Rock Mass Condition Assessment Using InSAR and Numerical Modeling
A. Baryakh1, N. A. Samodelkina1, I. P. Babayants2, V. O. Mikhailov2, E. P. Timoshkina2
1Mining Institute, Ural Branch, Russian Academy of Sciences, Perm, Russia 2Schmidt Institute of Physics of the Earth, Russian Academy of Sciences, Moscow, Russia
Keywords: Undermined rock mass, flooded potash mine, satellite radar interferometry, ground surface subsidence, stress-strain behavior, mathematical modeling, finite element method
Abstract
The applicability of InSAR technique in stress-strain assessment and alteration prediction in rock mass is illustrated as a case-study of the Upper Kama Salt Deposit. The object of research is Berezniki Mine-1 flooded in 2006 after an accidental freshwater inrush. Because of high solubility of salt rocks, velocity of ground subsidence is yet very high within the mine field. Subsidence monitoring is carried out here using benchmark surveying along existing profile lines and TerraSAR-X-base radar survey with a period of 11 days.
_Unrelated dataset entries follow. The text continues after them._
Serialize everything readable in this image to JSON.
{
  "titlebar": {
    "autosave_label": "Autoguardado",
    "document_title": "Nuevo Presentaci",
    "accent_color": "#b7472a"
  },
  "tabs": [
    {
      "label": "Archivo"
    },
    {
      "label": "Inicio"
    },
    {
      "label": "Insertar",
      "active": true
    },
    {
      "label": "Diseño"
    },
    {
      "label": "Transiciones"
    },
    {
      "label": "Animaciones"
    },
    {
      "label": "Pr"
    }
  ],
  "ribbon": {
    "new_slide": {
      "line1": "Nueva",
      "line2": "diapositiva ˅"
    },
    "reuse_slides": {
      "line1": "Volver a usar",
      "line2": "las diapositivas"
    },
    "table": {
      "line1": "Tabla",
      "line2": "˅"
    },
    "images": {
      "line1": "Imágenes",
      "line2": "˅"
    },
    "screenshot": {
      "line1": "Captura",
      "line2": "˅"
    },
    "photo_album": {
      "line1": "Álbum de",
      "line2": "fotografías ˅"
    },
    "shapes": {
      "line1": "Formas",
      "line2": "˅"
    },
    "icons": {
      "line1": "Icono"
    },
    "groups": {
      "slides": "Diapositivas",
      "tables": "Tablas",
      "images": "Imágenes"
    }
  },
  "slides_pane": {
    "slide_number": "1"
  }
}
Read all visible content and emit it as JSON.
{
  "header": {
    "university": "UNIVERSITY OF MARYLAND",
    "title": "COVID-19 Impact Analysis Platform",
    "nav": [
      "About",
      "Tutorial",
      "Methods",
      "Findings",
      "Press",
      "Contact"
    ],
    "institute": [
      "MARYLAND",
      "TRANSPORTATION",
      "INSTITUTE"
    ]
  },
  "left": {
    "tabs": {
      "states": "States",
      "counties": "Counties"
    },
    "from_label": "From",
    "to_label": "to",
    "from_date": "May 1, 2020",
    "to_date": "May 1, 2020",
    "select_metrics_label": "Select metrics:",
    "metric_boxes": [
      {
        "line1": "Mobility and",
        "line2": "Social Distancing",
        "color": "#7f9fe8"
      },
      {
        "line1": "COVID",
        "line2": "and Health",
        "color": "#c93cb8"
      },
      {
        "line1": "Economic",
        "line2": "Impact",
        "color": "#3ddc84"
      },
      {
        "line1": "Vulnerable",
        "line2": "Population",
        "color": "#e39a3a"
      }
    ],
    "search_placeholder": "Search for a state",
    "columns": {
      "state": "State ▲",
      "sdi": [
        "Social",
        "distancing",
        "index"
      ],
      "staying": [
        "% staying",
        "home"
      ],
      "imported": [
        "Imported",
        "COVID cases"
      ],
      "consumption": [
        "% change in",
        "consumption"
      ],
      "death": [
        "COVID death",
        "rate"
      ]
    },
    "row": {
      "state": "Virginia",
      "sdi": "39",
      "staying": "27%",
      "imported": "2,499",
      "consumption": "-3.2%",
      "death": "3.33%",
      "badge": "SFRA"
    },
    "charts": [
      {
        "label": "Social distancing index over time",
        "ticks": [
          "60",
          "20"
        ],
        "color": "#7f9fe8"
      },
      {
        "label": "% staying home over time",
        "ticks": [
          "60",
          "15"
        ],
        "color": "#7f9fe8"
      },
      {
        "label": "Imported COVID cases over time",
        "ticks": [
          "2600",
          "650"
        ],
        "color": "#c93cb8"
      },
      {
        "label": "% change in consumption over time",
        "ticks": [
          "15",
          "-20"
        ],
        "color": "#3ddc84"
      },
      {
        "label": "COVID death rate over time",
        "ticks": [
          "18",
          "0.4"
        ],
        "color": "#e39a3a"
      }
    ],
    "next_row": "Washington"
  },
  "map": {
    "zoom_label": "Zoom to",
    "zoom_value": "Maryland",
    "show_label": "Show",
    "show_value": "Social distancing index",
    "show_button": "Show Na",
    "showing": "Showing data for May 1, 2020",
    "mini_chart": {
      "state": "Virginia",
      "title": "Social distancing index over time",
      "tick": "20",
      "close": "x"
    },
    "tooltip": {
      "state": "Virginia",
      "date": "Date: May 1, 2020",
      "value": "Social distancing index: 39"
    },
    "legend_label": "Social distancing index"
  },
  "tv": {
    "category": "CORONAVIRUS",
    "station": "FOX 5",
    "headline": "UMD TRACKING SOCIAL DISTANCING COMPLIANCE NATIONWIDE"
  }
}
The InSAR data were interpreted using 3D mathematical modeling of deformation process in undermined rock mass. The computational model displayed a whole set of geological and geotechnical conditions, and a group of factors associated with the freshwater inrush. The numerical calculations used the semi-analytical finite element method. Within the framework of the developed modification of the method for variable-module deformations, InSAR data were a part of the parametric content of the geomechanical model determining deformation of undermined rock mass in time.